Ahead of the 26th session of the Conference of the Parties (COP26) to the United Nations Framework Convention on Climate Change (UNFCCC) that the United Kingdom will host in Glasgow, Scotland in November 2020, a central theme of the UK-Africa Investment Summit was support for African leaders’ call to accelerate investment in secure, low-cost and low carbon energy.

Minister of State for the Environment, Sharon Ikeazor, attended the Summit and met the UK Secretary of State for Business, Energy, Innovation and Skills, Andrea Leadsom, to explore ways in which the UK and Nigeria can further strengthen collaboration on sustainable development, tackling climate change and on broader environmental issues

During the Summit, the UK Government committed to use its expertise and experience to partner with African countries to help them transition away from fossil fuels towards renewable, sustainable forms of clean energy.

In total, more than £50 million (₦28.6billion) of new UK investment was pledged at the Summit for clean energy projects across Africa and new links were forged between UK and African companies, investors and policy makers to promote clean energy usage.

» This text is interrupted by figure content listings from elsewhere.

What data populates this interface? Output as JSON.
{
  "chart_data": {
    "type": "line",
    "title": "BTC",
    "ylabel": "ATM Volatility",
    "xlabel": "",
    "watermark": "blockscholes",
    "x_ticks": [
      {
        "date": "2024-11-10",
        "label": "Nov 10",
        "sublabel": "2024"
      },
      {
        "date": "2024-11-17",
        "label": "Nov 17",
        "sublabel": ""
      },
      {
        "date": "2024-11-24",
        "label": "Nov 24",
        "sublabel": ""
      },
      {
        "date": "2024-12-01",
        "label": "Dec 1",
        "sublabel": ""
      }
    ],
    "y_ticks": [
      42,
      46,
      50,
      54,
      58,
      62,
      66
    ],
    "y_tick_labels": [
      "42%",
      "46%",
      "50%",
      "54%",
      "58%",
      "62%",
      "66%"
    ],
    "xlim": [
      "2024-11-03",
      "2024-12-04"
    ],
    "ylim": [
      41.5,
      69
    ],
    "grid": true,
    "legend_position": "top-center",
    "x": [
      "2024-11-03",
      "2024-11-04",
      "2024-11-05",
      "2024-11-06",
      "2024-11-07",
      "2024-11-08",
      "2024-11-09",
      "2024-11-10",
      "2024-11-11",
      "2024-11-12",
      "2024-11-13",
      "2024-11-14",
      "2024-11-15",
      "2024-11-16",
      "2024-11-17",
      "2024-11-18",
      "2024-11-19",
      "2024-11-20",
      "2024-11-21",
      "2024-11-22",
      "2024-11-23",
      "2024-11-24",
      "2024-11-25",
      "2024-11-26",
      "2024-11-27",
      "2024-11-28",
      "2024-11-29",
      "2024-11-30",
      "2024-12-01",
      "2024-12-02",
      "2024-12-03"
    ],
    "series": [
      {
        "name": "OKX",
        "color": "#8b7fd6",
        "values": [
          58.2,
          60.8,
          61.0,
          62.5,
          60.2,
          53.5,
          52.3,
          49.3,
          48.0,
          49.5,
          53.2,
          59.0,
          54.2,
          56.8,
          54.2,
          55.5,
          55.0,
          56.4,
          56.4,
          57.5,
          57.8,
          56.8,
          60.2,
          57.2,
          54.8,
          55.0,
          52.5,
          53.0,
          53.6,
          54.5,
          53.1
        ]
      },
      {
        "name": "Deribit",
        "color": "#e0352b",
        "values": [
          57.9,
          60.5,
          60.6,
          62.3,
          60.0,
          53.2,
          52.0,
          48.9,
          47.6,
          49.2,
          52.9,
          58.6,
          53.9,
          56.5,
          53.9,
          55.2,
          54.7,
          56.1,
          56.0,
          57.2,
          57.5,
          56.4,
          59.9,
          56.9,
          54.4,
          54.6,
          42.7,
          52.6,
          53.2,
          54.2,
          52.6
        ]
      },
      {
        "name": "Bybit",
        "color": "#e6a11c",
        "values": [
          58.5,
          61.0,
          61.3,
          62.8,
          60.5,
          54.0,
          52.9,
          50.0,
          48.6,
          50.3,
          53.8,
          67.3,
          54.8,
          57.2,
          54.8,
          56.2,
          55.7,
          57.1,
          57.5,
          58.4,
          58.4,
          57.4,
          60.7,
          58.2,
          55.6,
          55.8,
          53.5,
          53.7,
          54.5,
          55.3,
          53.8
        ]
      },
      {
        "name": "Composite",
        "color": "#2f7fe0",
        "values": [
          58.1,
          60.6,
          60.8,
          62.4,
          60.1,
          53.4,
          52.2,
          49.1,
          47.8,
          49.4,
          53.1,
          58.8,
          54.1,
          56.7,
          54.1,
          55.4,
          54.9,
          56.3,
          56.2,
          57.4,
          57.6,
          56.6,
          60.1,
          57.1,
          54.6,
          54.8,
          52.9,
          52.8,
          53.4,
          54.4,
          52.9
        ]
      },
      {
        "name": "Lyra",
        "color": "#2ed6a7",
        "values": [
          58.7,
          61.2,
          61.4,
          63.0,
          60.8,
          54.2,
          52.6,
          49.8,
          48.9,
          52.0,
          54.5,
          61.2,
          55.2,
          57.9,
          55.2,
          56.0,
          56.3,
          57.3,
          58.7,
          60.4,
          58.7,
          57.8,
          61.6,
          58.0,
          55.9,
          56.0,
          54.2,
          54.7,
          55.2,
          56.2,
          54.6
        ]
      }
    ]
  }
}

Specifically, Nigeria stands to benefit from the following announcements made at the Summit:

  • Commercial deals worth £7 million (₦3.31billion) in the clean energy sector from Low Energy Designs (street lighting) and Trilliant (smart metering for Abuja DisCo);
  • £38 million (₦18.billion) boost to the Department for International Development’s Climate Compatible Growth Fund to support African governments to use UK expertise to expand their electricity networks and develop cleaner technologies;
  • £10 million (over ₦4.7 billion) of funding for the UK Department of Business, Energy, Innovation and Skills (BEIS) Climate Finance Accelerator (CFA), a new technical assistance programme designed to accelerate the transformation of African countries’ Nationally Determined Contributions into a pipeline of bankable low-carbon projects with the potential to attract investment at scale from the private sector;
  • The convening, before the Summit, of the Clean Energy “Pacesetters Group” (Nigeria, Ethiopia, Kenya, Morocco, Senegal and Sierra Leone) to partner with UK;
  • Technical expertise and demonstrate leadership and best practice in the clean energy transition;
  • A new £230,000 (about ₦109 million) DFID partnership with Lighting Africa to construct five solar testing labs across Africa, with the first to be launched in Nigeria and designed to help low-income consumers have access to high-quality solar products; and,
  • Support for the Energy Commission of Nigerian (ECN) to update and expand its 2050 Calculator, an energy and emissions model that supports sustainable development planning.